A separate Order, consistent with the foregoing analysis, accompanies this Opinion.
. This Magistrate would hardly disagree with this general proposition. But the problem here is the client reviewing the document preliminary to testifying at a deposition. Counsel can adequately protect the attorney-client privilege by not making such a document available for perusal by a client to prepare for a forthcoming deposition.
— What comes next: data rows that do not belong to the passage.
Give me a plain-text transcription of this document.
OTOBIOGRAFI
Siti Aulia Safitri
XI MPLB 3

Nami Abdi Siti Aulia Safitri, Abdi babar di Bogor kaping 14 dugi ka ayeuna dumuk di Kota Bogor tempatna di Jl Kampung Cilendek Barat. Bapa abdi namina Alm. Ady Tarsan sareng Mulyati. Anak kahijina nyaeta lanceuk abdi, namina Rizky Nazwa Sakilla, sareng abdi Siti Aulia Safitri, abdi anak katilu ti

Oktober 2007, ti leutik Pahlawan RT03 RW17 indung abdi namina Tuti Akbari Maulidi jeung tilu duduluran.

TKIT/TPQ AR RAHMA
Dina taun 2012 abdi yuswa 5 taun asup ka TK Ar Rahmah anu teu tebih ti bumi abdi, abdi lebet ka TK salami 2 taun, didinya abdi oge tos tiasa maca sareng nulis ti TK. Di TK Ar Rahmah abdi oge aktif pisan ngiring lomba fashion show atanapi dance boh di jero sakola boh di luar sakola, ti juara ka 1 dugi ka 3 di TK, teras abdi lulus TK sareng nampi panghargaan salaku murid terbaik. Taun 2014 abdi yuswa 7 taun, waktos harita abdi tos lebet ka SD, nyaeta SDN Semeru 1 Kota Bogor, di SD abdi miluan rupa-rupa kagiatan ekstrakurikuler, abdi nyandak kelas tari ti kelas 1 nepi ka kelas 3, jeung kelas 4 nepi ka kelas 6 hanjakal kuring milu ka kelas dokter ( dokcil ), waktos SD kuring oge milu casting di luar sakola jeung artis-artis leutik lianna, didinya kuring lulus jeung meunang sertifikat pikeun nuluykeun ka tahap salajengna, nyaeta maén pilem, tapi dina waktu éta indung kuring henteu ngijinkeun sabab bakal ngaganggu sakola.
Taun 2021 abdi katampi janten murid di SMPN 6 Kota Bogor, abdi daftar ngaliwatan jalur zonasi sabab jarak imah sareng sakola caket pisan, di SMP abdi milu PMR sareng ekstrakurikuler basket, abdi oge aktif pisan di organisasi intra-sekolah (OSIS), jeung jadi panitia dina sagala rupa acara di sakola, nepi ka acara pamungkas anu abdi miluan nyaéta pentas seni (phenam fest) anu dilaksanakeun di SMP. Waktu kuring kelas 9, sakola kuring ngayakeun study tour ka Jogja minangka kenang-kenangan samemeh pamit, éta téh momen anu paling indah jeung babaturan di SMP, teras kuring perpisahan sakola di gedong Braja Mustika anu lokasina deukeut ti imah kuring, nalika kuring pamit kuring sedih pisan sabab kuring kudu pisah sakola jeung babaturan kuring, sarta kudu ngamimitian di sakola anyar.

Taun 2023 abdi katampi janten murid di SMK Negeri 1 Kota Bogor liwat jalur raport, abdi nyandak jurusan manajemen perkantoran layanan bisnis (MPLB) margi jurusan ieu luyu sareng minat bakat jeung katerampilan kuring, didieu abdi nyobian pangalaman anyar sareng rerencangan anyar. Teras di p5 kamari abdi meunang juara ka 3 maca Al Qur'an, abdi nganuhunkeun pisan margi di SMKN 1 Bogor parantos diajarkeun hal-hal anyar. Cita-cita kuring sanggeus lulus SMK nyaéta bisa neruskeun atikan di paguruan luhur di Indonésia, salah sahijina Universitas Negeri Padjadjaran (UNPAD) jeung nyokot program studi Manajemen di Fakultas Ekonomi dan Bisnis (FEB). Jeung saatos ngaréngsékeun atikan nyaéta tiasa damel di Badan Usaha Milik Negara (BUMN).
. If Congress had intended to preclude or restrict the judicial power to require production of privileged documents, it could have used more specific and precise language to reflect its intent. For example, the Congress could have explicitly included qualifying language to the effect that privileged matters should not normally be produced, unless the court found it absolutely necessary in the interests of justice. But Congress chose to use a much more general and broader standard, thus suggesting a wider range of judicial discretion in this area.